Constant criticism of the “elite media” is comical to most reporters, whose paychecks wouldn’t cover Limbaugh’s annual dry cleaning bill. The truly elite media are the people most Americans have never heard of — the daily-grind reporters who turn out for city council and school board meetings. Or the investigative teams who chase leads for months to expose abuse or corruption.
These are the champions of the industry, not the food-fighters on TV or the grenade throwers on radio. Or the bloggers (with a few exceptions), who may be excellent critics and fact-checkers, but who rely on newspapers to provide their material.
As others have noted, the Internet can’t quickly enough fill the void created by lost newspapers. In time, some markets simply won’t have a town crier — and then who will go to all those meetings where news is made? What will people not know? In such a vacuum, gossip rules the mob.
Watchdog role? Where please? Turn out for meetings sure, but then they churn out pap. Investigative teams exposing abuse and corruption? Don’t make us laugh. We see very little of that at any level of reporting- local, provincial or national. And what we do see in that way is one sided, so suspect.
Bloggers are the result not the cause of media weakness. And one thing about bloggers; they are usually pretty up front about their bias unlike the MSM which is in a profound state of denial because, we suppose, they think their readers are stupid and won’t notice doctored photos, or inaccuracies only corrected in the small print days later [as when it was reported in one of our papers that McCain had been a PoW 6 months instead of 6 years!], or the stories that AREN’T covered at all. The free press is not free and freedom of speech is an endangered species.
And as for who will go to the meetings and report? People like David Daniels, and Lutz Becker , sometimes us, and perhaps people like this woman who wrote a letter to the editor of the Register about the lack of trust in Municipal leadership. [We’ll add a link if it shows up online]
A long time municipal councillor recently advised me I should be less argumentative and just trust council. Well that’s easier said than done – especially these days. Trust is something not simply given to someone because they have a certain status or position – it must be earned. …NOt only has trust been erased, it’s been replaced by a deep seated and well earned suspicion not all is what it should be. Something is rotten in Kings County.
The issue in this woman’s case was the amendment of the MPS, suspicious in camera meetings, and the nullification of one councillor’s vote but she could have been writing just as well about Wolfville and the Brideau contract issue [and the paper gives Wolfville as her address!] She continues –
Why am I writing to you? [the editor] Basically, it’s because I’m hoping more citizens of Kings County will start to pay closer attention to the activities of our council and councillors. Transparency and accountability are necessary preconditions for the fair and effective operation of a democracy and, right now, they are in very short supply.
Yes, blogs are making some people nervous. This is one mayor’s reaction:
In her final State of the City address, Salisbury Mayor Barrie Parsons Tilghman warned residents of what she sees as a great danger to the city: malicious bloggers.
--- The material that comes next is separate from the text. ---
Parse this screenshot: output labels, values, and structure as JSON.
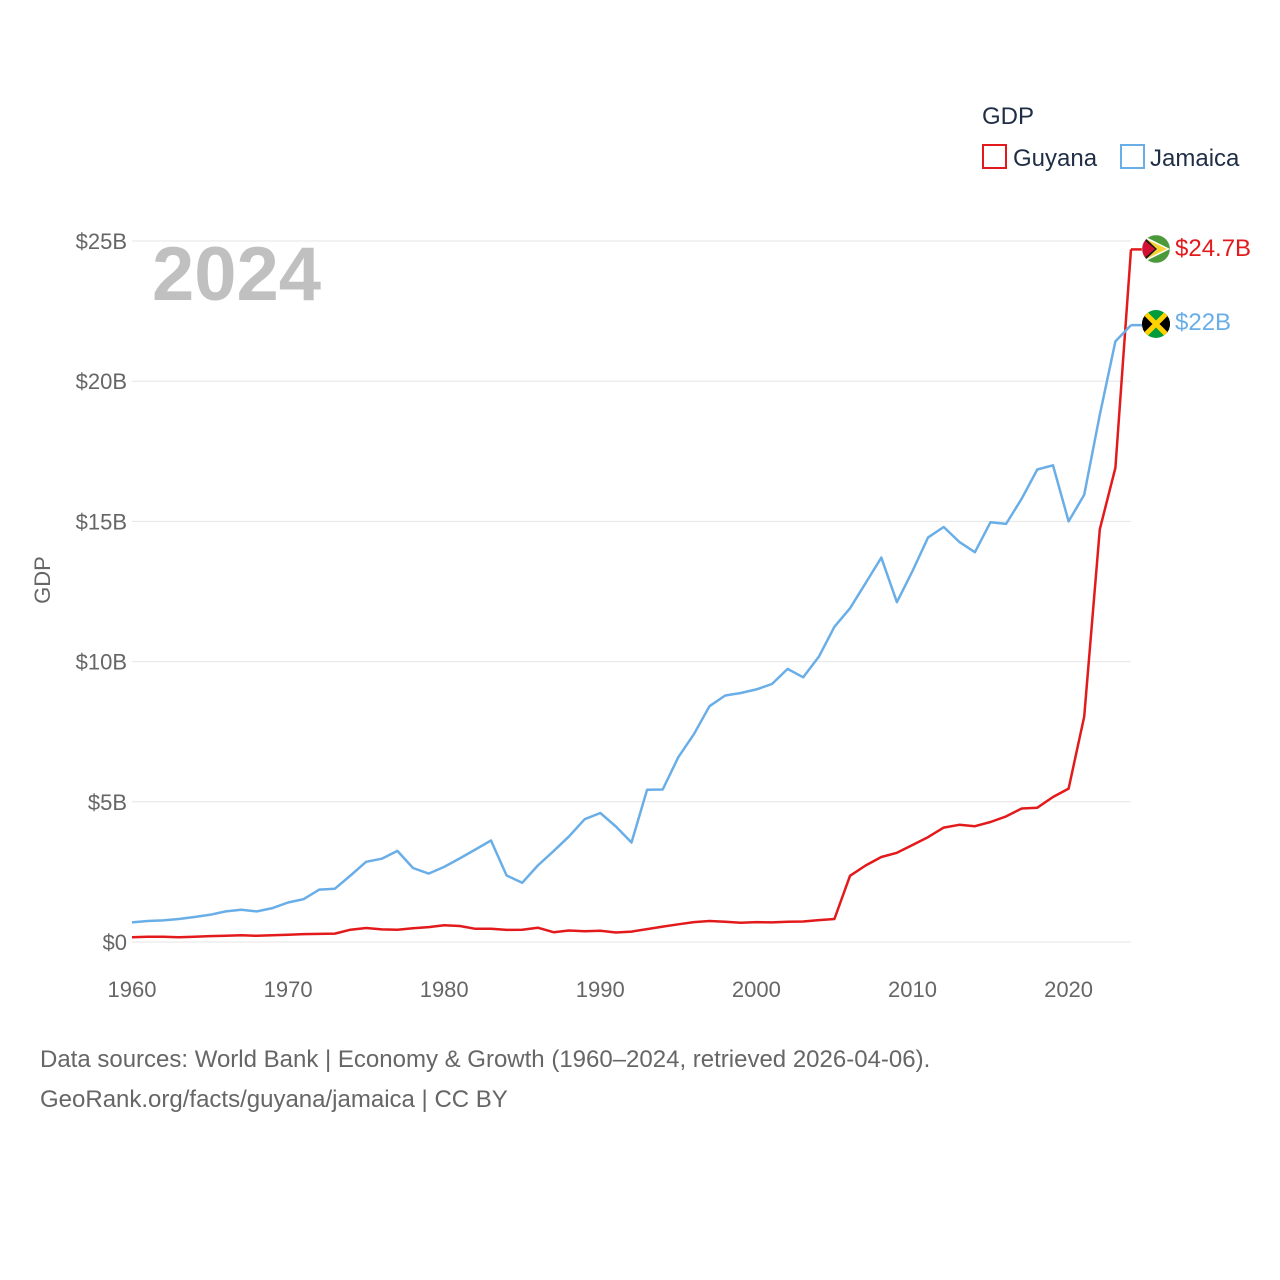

Tilghman said in her address Thursday that over the last five years, the presence of a small group of suspicious, mean-spirited people focused on the negative has grown, endangering the city’s vitality. [Really?! like rending the social fabric of the town?]
Tilghman says some people are avoiding serving their city because it’s not worth chancing the scorn of bloggers. But Tilghman says they need to stand up for the city.
Is she standing up for the City and its residents or the status quo? Would she be equally upset if the negative stories had appeared in the local newspaper or on the local TV news, where perhaps they should be? Probably. It’s so much nicer if you have a tame press, isn’t it? What will they do without it?